The 28-day voluntary program provides inpatient drug and alcohol substance abuse treatment to active-duty servicemembers from the west coast of the United States, Hawaii, Korea and Japan.
"This facility hopefully is going to change lives; it's going to give people an opportunity to make themselves all over again," said Col. Michael Place, the Madigan commander.
A recent Army-wide Health of the Force survey revealed that two percent of active duty Soldiers are diagnosed with a substance abuse disorder. Another "healthy percentage" of Soldiers who aren't diagnosed also struggle with addiction, said Maj. Gen. William Fuller, I Corps deputy commanding general.
"If you don't treat this, it can ruin people's lives, wreck their careers, and it's also a real risk for the health and safety of our whole force," said Fuller, noting that the RTF will increase Soldiers' readiness.
Prior to the opening of the Madigan RTF, servicemembers who needed residential substance abuse treatment were referred to civilian facilities. While the centers provided quality care, the separation from families and chains of command was detrimental to servicemembers, said Fuller.

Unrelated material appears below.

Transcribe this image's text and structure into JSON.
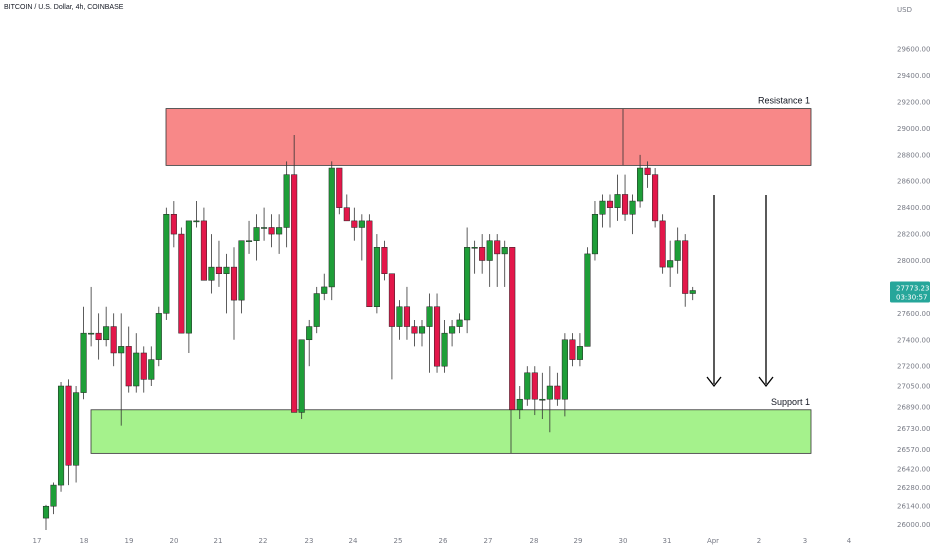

"We're going to bring all of those folks back into the fold, and then incorporate as we often do the families of those servicemembers that are oftentimes the critical linchpin to their success," said Place.
Madigan was referring nine servicemembers a month to civilian facilities, said Place. The Madigan RTF can now treat 12 patients at a time, and will increase its capability to 18 patients by 2017.
The RTF program focuses on evidence-based interventions for reducing substance use, using a team approach to develop each patient's recovery plan. Patients receive a full spectrum of services, to include medication treatments, motivational enhancement therapy, relapse prevention services, spiritual counseling, and physical, occupational and recreational therapy.
While the program offers individual and group therapy, it also recognizes the importance of units, families and communities in supporting servicemembers' sober lifestyles after treatment. To that end, the RTF offers 12-step recovery models and conducts rehabilitation meetings with command teams. It also encourages patients to involve their families in their recoveries and offers families therapeutic support as well.
Active-duty servicemembers who would like to participate in the Madigan RTF program must first get referred through service-specific programs for alcohol and drug treatment, such as the Army Substance Abuse Program.